The pandemic has not only brought new difficulties on the spiritual level. Materially, the blow to the economy will also be felt in the arrival of tourists to key locations. Marco Iván Rodríguez is CEO of the Infinitur company, which organizes trips to Michoacán every year for these dates so that national and international travelers can live one of the most famous experiences in Mexico in places like Pátzcuaro and other emblematic towns. He says that the blow is already noticeable: “There is a decrease in demand of around 50% due to the pandemic,” he says by phone. However, this businessman affirms that, in general, beyond the situation caused by the pandemic, “there is more and more work” compared to the harshest months of the health crisis. Even so, he does not expect the “traffic jams” and the arrival of “hundreds of thousands of tourists” from other years to occur in Michoacán.
The great problem for contagions, in any case, will be posed by the pantheons, where many people go out to honor their dead. Paula Hernández Hernández, better known as Angelina, He has always celebrated these days in the Huejutla cemetery, a town near the Huasteca region, between the states of Tamaulipas, Hidalgo and Veracruz. “We are going to make our offering, but we are not going [al camposanto de Huejutla]”Says Angelina. “We will put our altar, tamales and we will have chocolate and coffee.” This 44-year-old woman feels sad because she cannot celebrate the night in the vigil as her parents “taught” her.
The vicinity of the civil cemetery of Dolores, the largest pantheon in Mexico City, has a large sign at its main entrance that reads: “The pantheon will remain closed until March 2021.” And so it will remain the next Day of the Dead. Due to the pandemic, the only service that remains operating continuously is the crematorium, 24 hours a day. The official figures of infections and deaths from the virus have exceeded all the Government’s expectations, and although there are some States that present a lower level of contagion, such as Mexico City, they have rebounded, according to the latest Government report of the week last, days before the governor herself, Claudia Sheinbaum, announced that she had tested positive for coronavirus. The Federal Government does not officially speak of outbreaks.

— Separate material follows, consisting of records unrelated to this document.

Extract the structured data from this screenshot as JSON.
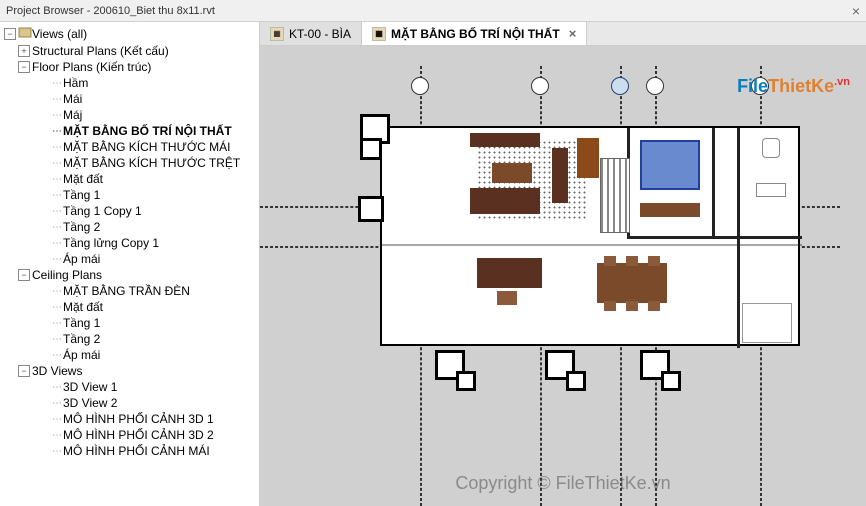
{
  "window": {
    "title": "Project Browser - 200610_Biet thu 8x11.rvt"
  },
  "tabs": [
    {
      "label": "KT-00 - BÌA",
      "active": false
    },
    {
      "label": "MẶT BẰNG BỐ TRÍ NỘI THẤT",
      "active": true
    }
  ],
  "tree": {
    "root": "Views (all)",
    "groups": [
      {
        "label": "Structural Plans (Kết cấu)",
        "expanded": false,
        "children": []
      },
      {
        "label": "Floor Plans (Kiến trúc)",
        "expanded": true,
        "children": [
          "Hầm",
          "Mái",
          "Máj",
          "MẶT BẰNG BỐ TRÍ NỘI THẤT",
          "MẶT BẰNG KÍCH THƯỚC MÁI",
          "MẶT BẰNG KÍCH THƯỚC TRỆT",
          "Mặt đất",
          "Tầng 1",
          "Tầng 1 Copy 1",
          "Tầng 2",
          "Tầng lửng Copy 1",
          "Áp mái"
        ],
        "selected": "MẶT BẰNG BỐ TRÍ NỘI THẤT"
      },
      {
        "label": "Ceiling Plans",
        "expanded": true,
        "children": [
          "MẶT BẰNG TRẦN ĐÈN",
          "Mặt đất",
          "Tầng 1",
          "Tầng 2",
          "Áp mái"
        ]
      },
      {
        "label": "3D Views",
        "expanded": true,
        "children": [
          "3D View 1",
          "3D View 2",
          "MÔ HÌNH PHỐI CẢNH 3D 1",
          "MÔ HÌNH PHỐI CẢNH 3D 2",
          "MÔ HÌNH PHỐI CẢNH MÁI"
        ]
      }
    ]
  },
  "watermark": {
    "logo_part1": "File",
    "logo_part2": "ThietKe",
    "logo_suffix": ".vn",
    "copyright": "Copyright © FileThietKe.vn"
  }
}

On the outskirts of the cemetery, where its wall becomes a metal fence full of plank patches where several stray dogs roam, there are several flower stalls in a gallery. Next to them, a small closed altar to the Virgin and almost no offerings. At 8 a.m., only one stall is open, with many of its flowers faded. Facundo Peralta reopened his flower business just a month ago and describes a dire and desperate situation: “All the pantheons are closed, a woman was told that she had to pay 250 pesos to be able to enter and pay her respects.” Picaresca and corruption also stalk the Day of the Dead.
—How do you think Day of the Dead is going to be this year?
—Unforgettable, replies the florist sarcastically.